2 de nov. de 2015

Análise da tela de VICTOR MEIRELLES


A arte fabricando a história


A CARTA DE CAMINHA: O ENCONTRO ENTRE COLONIZADOR E COLONIZADOS

Os portugueses chegaram ao Brasil em suas expedições no dia 22 de abril, do ano de 1500. Logo avistaram um monte – o qual foi denominado Monte Pascoal –, depois seguiram para um lugar mais reservado no sul da Bahia, em Porto Seguro, mais especificamente na praia da Coroa Vermelha. Foi ali onde se realizou a primeira missa no Brasil.
A primeira missa brasileira foi realizada pelo frei Henrique de Coimbra com a ajuda de seus assistentes, poucos dias após o descobrimento do Brasil, em 26 de abril. Nela estavam presentes portugueses e índios da região. Existem poucos relatos sobre o desenrolar dessa missa, mas, pelo que se sabe, foi uma cerimônia consideravelmente fácil. Os índios por natureza eram ligados a certos tipos de rituais, assim, facilitaram o processo de realização da missa. Conta-se também que os índios ao verem os portugueses em seus preparativos, talhando a madeira com ferramentas de ferro, ficaram surpreendidos e admirados.

A PRIMEIRA MISSA

Pero Vaz de Caminha, escrivão mais notório da esquadra portuguesa, narrou em sua carta ao rei de Portugal alguns de seus pontos de vista, além de relatos sobre a primeira missa. Depois de quarenta e sete dias de viagem pelo mar, todos os preparativos para a missa encontravam-se terminados. À frente da missa estava o frei, oito missionários e franciscanos, além de alguns sacerdotes. Um altar foi erguido, e nele, o capitão Pedro Álvares Cabral portando “a bandeira de Cristo” convocou seus  marinheiros, oficiais e subalternos, que totalizavam mil homens, todos armados à maneira europeia. Da praia do continente,


cerca de duzentos índios acompanhavam atentamente a missa que se passava naquela ilha, a qual foi “ouvida por todos com muito prazer e devoção”.
Caminha também faz esta citação: “E quando veio ao Evangelho, que nos erguemos todos em pé, com as mãos levantadas, eles (os índios) se levantaram conosco e alçaram as mãos, ficando assim, até ser acabado: e então tornaram-se a assentar como nós… e em tal maneira sossegados, que, certifico a Vossa Alteza, nos fez muita devoção.”

A MISSA E A CATEQUIZAÇÃO

Ao terminar a missa, o sacerdote subiu em uma cadeira alta e fez uma “solene e proveitosa pregação”, onde foi narrada a vinda dos portugueses. Com a concretização da missa, acreditava-se que a ideia de uma futura catequização dos indígenas não seria algo difícil, pois estes, conforme relatos de Caminha, foram muito respeitosos durante a cerimônia, assim, apenas bastaria uma seleção de bons padres e a conversão dos índios ao catolicismo seria possível.

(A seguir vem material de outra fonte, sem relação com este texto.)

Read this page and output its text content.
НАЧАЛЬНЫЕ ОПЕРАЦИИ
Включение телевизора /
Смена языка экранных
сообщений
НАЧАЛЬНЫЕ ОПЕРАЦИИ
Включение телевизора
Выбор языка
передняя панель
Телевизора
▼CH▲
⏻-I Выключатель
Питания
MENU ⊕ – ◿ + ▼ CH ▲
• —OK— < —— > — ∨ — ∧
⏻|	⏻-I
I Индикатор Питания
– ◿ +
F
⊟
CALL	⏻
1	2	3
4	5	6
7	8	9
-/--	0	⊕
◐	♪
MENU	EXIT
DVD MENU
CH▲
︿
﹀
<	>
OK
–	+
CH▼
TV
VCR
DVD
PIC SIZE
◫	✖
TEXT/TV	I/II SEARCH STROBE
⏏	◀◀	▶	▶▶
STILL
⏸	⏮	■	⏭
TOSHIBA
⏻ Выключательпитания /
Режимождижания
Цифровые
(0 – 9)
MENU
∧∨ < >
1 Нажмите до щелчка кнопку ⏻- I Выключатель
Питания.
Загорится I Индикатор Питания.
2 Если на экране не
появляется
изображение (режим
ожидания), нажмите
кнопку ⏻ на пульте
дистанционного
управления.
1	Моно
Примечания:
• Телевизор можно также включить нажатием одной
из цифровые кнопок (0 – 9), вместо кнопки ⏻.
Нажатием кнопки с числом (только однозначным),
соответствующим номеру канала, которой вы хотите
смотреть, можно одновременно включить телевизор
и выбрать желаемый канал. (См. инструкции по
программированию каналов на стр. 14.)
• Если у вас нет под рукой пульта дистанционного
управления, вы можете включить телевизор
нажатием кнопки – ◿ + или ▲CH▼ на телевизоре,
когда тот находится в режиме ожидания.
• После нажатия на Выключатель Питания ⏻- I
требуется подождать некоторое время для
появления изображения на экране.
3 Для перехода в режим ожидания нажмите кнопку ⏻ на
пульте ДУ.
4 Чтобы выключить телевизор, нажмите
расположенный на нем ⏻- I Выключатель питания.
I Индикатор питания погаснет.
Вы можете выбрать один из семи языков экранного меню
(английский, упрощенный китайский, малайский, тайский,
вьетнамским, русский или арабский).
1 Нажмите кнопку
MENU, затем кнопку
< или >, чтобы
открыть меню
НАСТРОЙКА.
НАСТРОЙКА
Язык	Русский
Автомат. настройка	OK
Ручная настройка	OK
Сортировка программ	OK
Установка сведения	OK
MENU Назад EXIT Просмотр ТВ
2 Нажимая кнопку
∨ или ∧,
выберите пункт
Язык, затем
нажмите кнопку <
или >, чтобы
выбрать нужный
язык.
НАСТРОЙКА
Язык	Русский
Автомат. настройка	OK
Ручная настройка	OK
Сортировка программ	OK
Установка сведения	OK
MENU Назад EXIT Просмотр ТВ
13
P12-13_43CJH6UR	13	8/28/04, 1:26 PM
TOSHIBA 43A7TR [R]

INFORMAÇÕES GERAIS SOBRE A TELA E A CAPTURA DO MOMENTO HISTÓRICO

- Quatro dias depois da chegada de Pedro Álvares Cabral no Brasil, exatamente num domingo de páscoa, foi celebrada a primeira missa no Brasil pelo

Frei Henrique Soares Coimbra em Porto Seguro na Bahia. A missa foi retratada pelo pintor Victor Meirelles (1832-1903), irmão do também pintor Aurélio de Figueiredo, autor da tela acima. O pensamento cristão dominante está representado pela cruz, em paralelo a aceitação e curiosidade indígena demonstrado na tela.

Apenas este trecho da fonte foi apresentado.